If one accepts that the French Revolution was short-lived in its attempt at official atheism and that the Russian Revolution ushered in a mere seventy years of Marxism-Communism which, with its Holy Writ (Das Kapital), its prophets, its palaces of culture and so on, could be seen as an alternative, if appalling, form of religion, MacGregor is surely right.
He suggests the change in our society began in the 1960s. One might quibble over that date; Matthew Arnold had predicted it and two World Wars certainly hastened it, but the decade of the 1960s does seem the one that decisively cut off our society’s moorings from established religious tradition and belief.
What is it like to be a poet in a post-Christian society? I raise this question because my book club has asked its members to choose a poem for our next meeting and someone has chosen Philip Larkin’s Aubade. It was written in 1977 and pays oblique tribute to MacGregor’s sense of modern irreligiousness. It is undoubtedly a fine poem (Larkin’s last major one), forcing the reader to acknowledge its careful use of language, its control, above all its air of authority. “This is the way it is” Larkin is arguing; swept along by the poem’s magisterial rhetoric, it is hard to disagree with him.
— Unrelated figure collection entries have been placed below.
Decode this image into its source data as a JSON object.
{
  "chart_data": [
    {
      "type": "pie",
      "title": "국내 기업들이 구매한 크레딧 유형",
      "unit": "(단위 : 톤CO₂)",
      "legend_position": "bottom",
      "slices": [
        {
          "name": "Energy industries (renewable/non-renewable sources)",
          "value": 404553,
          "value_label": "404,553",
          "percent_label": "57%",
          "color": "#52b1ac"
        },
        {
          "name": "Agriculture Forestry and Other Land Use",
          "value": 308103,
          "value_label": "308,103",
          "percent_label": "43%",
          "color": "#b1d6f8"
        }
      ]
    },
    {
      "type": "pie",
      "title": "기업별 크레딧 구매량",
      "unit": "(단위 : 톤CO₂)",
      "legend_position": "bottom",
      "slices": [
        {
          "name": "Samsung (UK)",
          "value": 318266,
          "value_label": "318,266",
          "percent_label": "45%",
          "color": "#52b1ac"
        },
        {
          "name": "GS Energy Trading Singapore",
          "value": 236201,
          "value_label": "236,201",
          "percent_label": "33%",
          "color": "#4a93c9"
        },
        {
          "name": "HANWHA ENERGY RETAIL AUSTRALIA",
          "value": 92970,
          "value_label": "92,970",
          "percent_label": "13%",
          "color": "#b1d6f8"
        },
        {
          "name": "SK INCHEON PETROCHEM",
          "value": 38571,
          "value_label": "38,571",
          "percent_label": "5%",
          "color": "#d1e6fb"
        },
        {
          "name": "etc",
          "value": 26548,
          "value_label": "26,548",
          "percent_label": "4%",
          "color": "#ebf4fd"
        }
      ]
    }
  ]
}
We are offered an irredeemably bleak vision of what it means to face up to the implications of the death of God: death is an abyss staring any sentient person in the face when undistracted temporarily by “people or drink.”
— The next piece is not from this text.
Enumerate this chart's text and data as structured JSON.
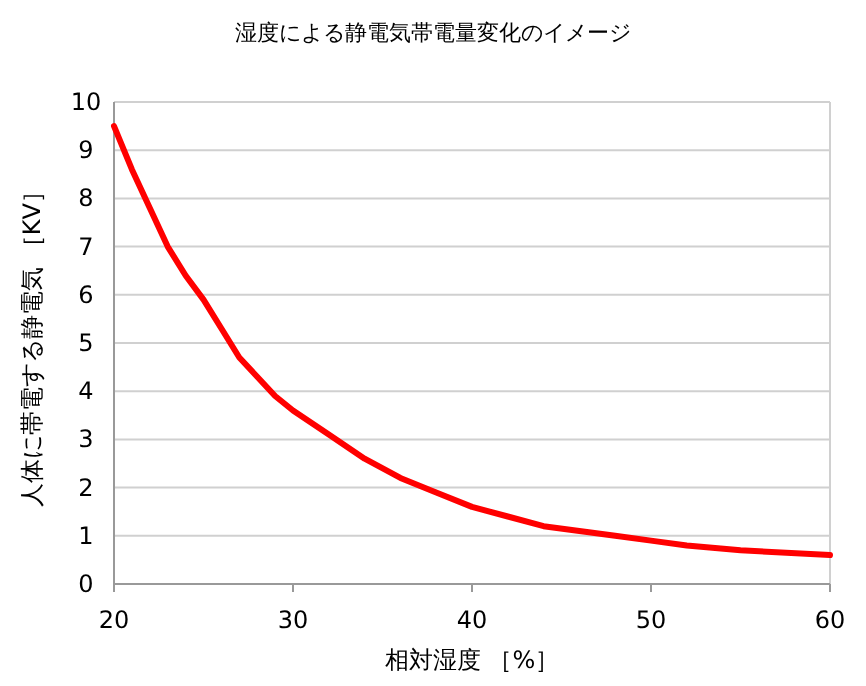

People sometimes quote the final line of Larkin’s An Arundel Tomb, written in 1956: “What will survive of us is love” – as if to prove what a hopeful chap he really was. I think “Aubade” is what he really thought, not gladly greeting the dawn as the title ironically implies, but heralding that final long night of nothingness.
For Larkin (but not for Sir Neil MacGregor who, when he was the Director of the National Gallery, produced the inspired millennial exhibition, Seeing Salvation) religion is merely “that vast, moth-eaten musical brocade/created to pretend we never die…” I can’t think of a poem that more encapsulates the modern age, its cynicism, its world-weariness, its underlying sense of despair.
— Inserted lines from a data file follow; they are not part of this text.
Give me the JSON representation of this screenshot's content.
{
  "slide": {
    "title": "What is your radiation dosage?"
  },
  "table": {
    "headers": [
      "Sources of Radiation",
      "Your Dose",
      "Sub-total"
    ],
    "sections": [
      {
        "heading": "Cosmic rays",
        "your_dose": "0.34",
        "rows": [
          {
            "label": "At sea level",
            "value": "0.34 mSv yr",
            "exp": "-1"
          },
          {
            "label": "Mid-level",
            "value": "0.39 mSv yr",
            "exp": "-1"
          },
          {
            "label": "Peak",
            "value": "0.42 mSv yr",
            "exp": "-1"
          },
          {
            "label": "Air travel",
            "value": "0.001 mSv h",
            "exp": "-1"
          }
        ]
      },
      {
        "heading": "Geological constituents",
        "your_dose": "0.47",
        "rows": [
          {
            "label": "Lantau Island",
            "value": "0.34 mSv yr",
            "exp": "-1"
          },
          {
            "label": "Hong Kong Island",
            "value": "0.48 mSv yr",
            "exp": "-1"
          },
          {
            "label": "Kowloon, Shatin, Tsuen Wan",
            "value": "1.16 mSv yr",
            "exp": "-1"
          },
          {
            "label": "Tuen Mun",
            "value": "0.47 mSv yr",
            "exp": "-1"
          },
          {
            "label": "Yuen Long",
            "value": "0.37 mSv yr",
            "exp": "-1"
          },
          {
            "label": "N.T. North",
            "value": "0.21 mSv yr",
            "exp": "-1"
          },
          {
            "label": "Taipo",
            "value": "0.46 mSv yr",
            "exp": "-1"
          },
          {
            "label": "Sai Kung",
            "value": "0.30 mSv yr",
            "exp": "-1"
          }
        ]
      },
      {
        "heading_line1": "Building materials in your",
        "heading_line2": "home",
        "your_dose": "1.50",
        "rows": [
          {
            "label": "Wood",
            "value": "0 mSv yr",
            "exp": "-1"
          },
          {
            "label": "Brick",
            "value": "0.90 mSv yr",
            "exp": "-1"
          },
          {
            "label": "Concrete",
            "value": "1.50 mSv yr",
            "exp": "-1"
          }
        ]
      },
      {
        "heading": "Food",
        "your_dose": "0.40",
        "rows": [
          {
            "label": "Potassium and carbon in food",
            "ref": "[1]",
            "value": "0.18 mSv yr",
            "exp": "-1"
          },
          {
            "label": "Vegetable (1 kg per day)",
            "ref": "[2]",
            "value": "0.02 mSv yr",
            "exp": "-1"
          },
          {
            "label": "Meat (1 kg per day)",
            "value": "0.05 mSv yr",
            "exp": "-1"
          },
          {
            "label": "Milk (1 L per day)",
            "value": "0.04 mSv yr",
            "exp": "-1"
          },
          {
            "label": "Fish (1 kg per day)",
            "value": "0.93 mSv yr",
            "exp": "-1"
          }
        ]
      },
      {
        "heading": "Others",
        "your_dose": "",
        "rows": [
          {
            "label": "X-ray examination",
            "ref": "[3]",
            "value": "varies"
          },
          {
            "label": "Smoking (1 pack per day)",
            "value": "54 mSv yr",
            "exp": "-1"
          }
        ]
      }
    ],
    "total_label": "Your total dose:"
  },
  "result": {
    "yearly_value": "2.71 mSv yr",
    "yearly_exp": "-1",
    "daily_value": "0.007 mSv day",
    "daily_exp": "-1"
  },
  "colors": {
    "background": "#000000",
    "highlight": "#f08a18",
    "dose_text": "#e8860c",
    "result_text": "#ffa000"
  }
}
Fortunately – indeed providentially one might say – Larkin’s desolation and modern Britain’s deadly dalliance with “trying to live without an agreed narrative of our communal place in the cosmos” can be countered by a single image: this is a painting by the early Renaissance artist Piero della Francesca that I was especially glad to see chosen by Charles Saatchi last week for his column in the Telegraph about great masterpieces of art. It is The Resurrection and it can still be seen where it was painted (between 1463-65) on the far wall of the town hall in Borgosansepolcro, Tuscany.
For those who have eyes to see, here is true majesty, awe-inspiring authority; a fresco dauntingly unsentimental in its depiction of the risen Christ and one that challenges the spectator with the same question asked of St Peter 2000 years ago: “Who do you say that I am?”